Supply-chain headwinds barely slow Acushnet sales ... yet

Titleist and FootJoy lead company to a strong Q3, easily exceeding expectations heading into a Q4 that could be flat

Titleist — Acushnet Earning Report
Titleist club sales were up more than 12 percent in Q3.

Acushnet Golf (NYSE: GOLF) released its earnings report Thursday, announcing double-digit sales gains in Titleist clubs (12.3%) and FootJoy golfwear (18%) in the third quarter. Titleist golf balls was the only category in the brand portfolio that was down (-1.7%) for the quarter.

This is notable because Q3 accounts for peak golf season (July-September) in most of the Northern Hemisphere when rounds played is highest during the summer months. Golf ball sales historically correlate with the industry’s rounds played. Even with headwinds for golf balls, clubs and soft goods led the way in Q3, driving company earnings over 300%, while EPS beat expectations by 40% at $1.08 per share. Over the last four quarters, the company has surpassed consensus EPS estimates four times.

At market’s close on Thursday, the stock price was up 0.92%

Year-to-date net sales and profits, though, continue to exceed even the highest expectations during the game of golf’s golden years of COVID. Acushnet’s USA net sales are up 45.5%, led by golf balls with the latest generation Pro V1 franchise launch back in January; Titleist clubs (+55.1%) with the new 2021 iron introduction; Titleist gear (+37%); and FootJoy (+47%). 

Nearly every category is up due to both increased sales volumes, but also because average selling prices are on the rise. Select opportunities are being determined on price increases especially syncing product launches with technology and performance enhancements in lines such as clubs, golf bags and golf gloves. As compared to 2019, all categories are seeing solid sales gains of 31.6% and adjusted EBITDA of 70%. Worldwide, all major regions were up 30% to 50% YTD as Japan led the way at 50% revenue increases.

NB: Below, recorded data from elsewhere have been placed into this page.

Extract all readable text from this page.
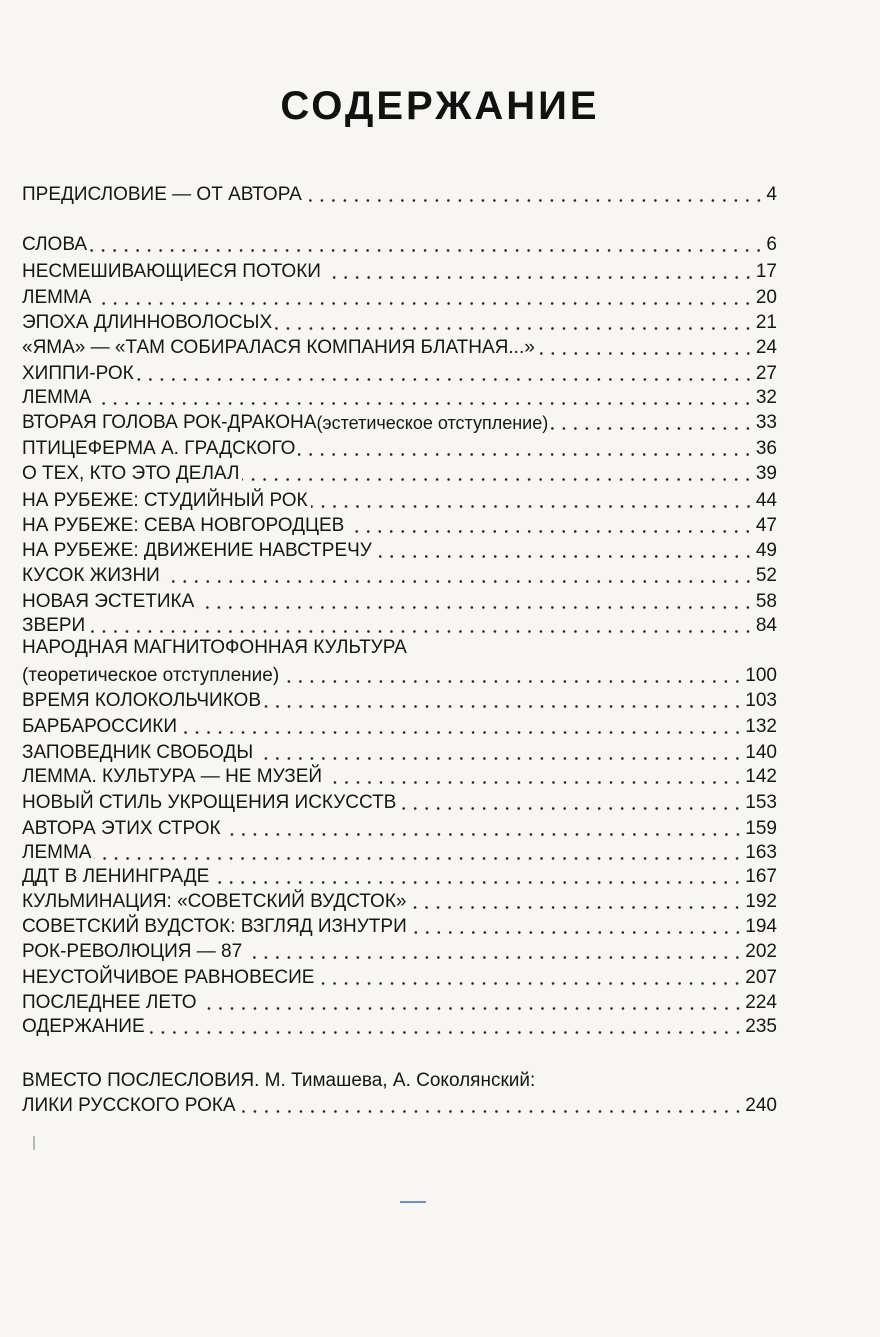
СОДЕРЖАНИЕ
ПРЕДИСЛОВИЕ — ОТ АВТОРА	4
СЛОВА	6
НЕСМЕШИВАЮЩИЕСЯ ПОТОКИ	17
ЛЕММА	20
ЭПОХА ДЛИННОВОЛОСЫХ	21
«ЯМА» — «ТАМ СОБИРАЛАСЯ КОМПАНИЯ БЛАТНАЯ...»	24
ХИППИ-РОК	27
ЛЕММА	32
ВТОРАЯ ГОЛОВА РОК-ДРАКОНА (эстетическое отступление)	33
ПТИЦЕФЕРМА А. ГРАДСКОГО	36
О ТЕХ, КТО ЭТО ДЕЛАЛ	39
НА РУБЕЖЕ: СТУДИЙНЫЙ РОК	44
НА РУБЕЖЕ: СЕВА НОВГОРОДЦЕВ	47
НА РУБЕЖЕ: ДВИЖЕНИЕ НАВСТРЕЧУ	49
КУСОК ЖИЗНИ	52
НОВАЯ ЭСТЕТИКА	58
ЗВЕРИ	84
НАРОДНАЯ МАГНИТОФОННАЯ КУЛЬТУРА
(теоретическое отступление)	100
ВРЕМЯ КОЛОКОЛЬЧИКОВ	103
БАРБАРОССИКИ	132
ЗАПОВЕДНИК СВОБОДЫ	140
ЛЕММА. КУЛЬТУРА — НЕ МУЗЕЙ	142
НОВЫЙ СТИЛЬ УКРОЩЕНИЯ ИСКУССТВ	153
АВТОРА ЭТИХ СТРОК	159
ЛЕММА	163
ДДТ В ЛЕНИНГРАДЕ	167
КУЛЬМИНАЦИЯ: «СОВЕТСКИЙ ВУДСТОК»	192
СОВЕТСКИЙ ВУДСТОК: ВЗГЛЯД ИЗНУТРИ	194
РОК-РЕВОЛЮЦИЯ — 87	202
НЕУСТОЙЧИВОЕ РАВНОВЕСИЕ	207
ПОСЛЕДНЕЕ ЛЕТО	224
ОДЕРЖАНИЕ	235
ВМЕСТО ПОСЛЕСЛОВИЯ. М. Тимашева, А. Соколянский:
ЛИКИ РУССКОГО РОКА	240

Looking forward, Acushnet is not expecting any quick fixes in the supply-chain challenges on a number of fronts. And instead of looking back, the brands are shifting much of their production to the new products being launched in early 2022. This may cause Acushnet’s Q4 2021 estimates to be roughly flat, especially due to the supply chain constraints even though demand remains high.

The brand is anticipating channel inventories to remain tight well into 2022, especially in golf balls where all the golf ball manufacturers are battling for available raw material supplies, according to Tom Pacheco, Acushnet’s CFO.

The company expects to have enough product in the market to meet consumer demand next year, but retail inventories are assumed to be lean in every channel. The brand is bullish on the game with busy golf facilities, rounds up 18% versus pre-COVID 2019, this year’s favorable weather along with avid, latent and new golfers all playing and spending more.